EPÍLOGO I
Creo que todo buen novelista, que todo gran cuentista o narrador no se muestra a sí mismo en lo que describe o trama con sus palabras, por mucho que haya tanto de él mismo en el sucederse de sus palabras narrando historias inventadas, siempre posibles por mucha apariencia de imposibilidad que muestren, como pueda haberlo en una autobiografía.
En ese esconderse mostrando, en ese desvelar ocultando, se encuentra el genio del narrador, que se transforma con la falta de presencia de un yo que escribe en la comunicación estética con el lector.
Nuestro encuentro , el imposible posible encuentro entre un no padre y un no hijo ha sido fructífero y terriblemente triste, pero el hecho de habernos encontrado, aun con violencia, el hecho de convertirnos en nuestra compañía mutua es algo que no podemos más que agradecer.

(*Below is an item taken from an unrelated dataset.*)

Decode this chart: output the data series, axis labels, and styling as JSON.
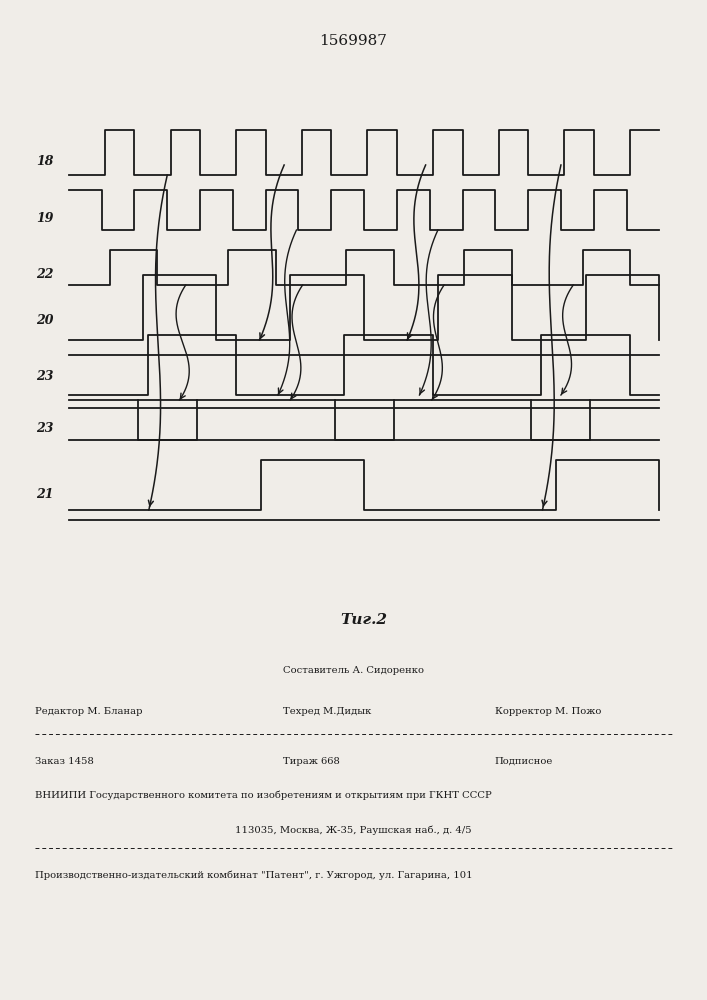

Nos hemos hablado al fin y nos hemos encontrado en un mundo que, aunque no tenga visos de terminar, es el mundo del fin, el mundo en el que todo ya ha sido narrado y que por tanto no posee ningún futuro a pesar del sucederse de aquello que llamamos tiempo y que permite hablarnos, contarnos, ser juntos aunque no lo deseemos. Recrear un deseoseos, que se han transformado en imposibles con la desaparición aparente de la muerte.
Nuestro desacuerdo radical es el punto de encuentro entre generaciones y personas que incita a que la vida no termine, a que la muerte sea el incumplimiento del deseo.
Terminamos sin acabar, como todo amor que está vivo, como toda relación cuyo futuro es no llegar, como todo caminar sin objetivo, como cualquier invención de la que se desconocen sus consecuencias y de la que se intuyen sus posibilidades de continuación y extensión tanto de la bondad como de la maldad.
Tú y yo, yo y tú, formaremos un par que, por siempre, será unidad indisoluble y temerosa de un fin que sabe inexistente.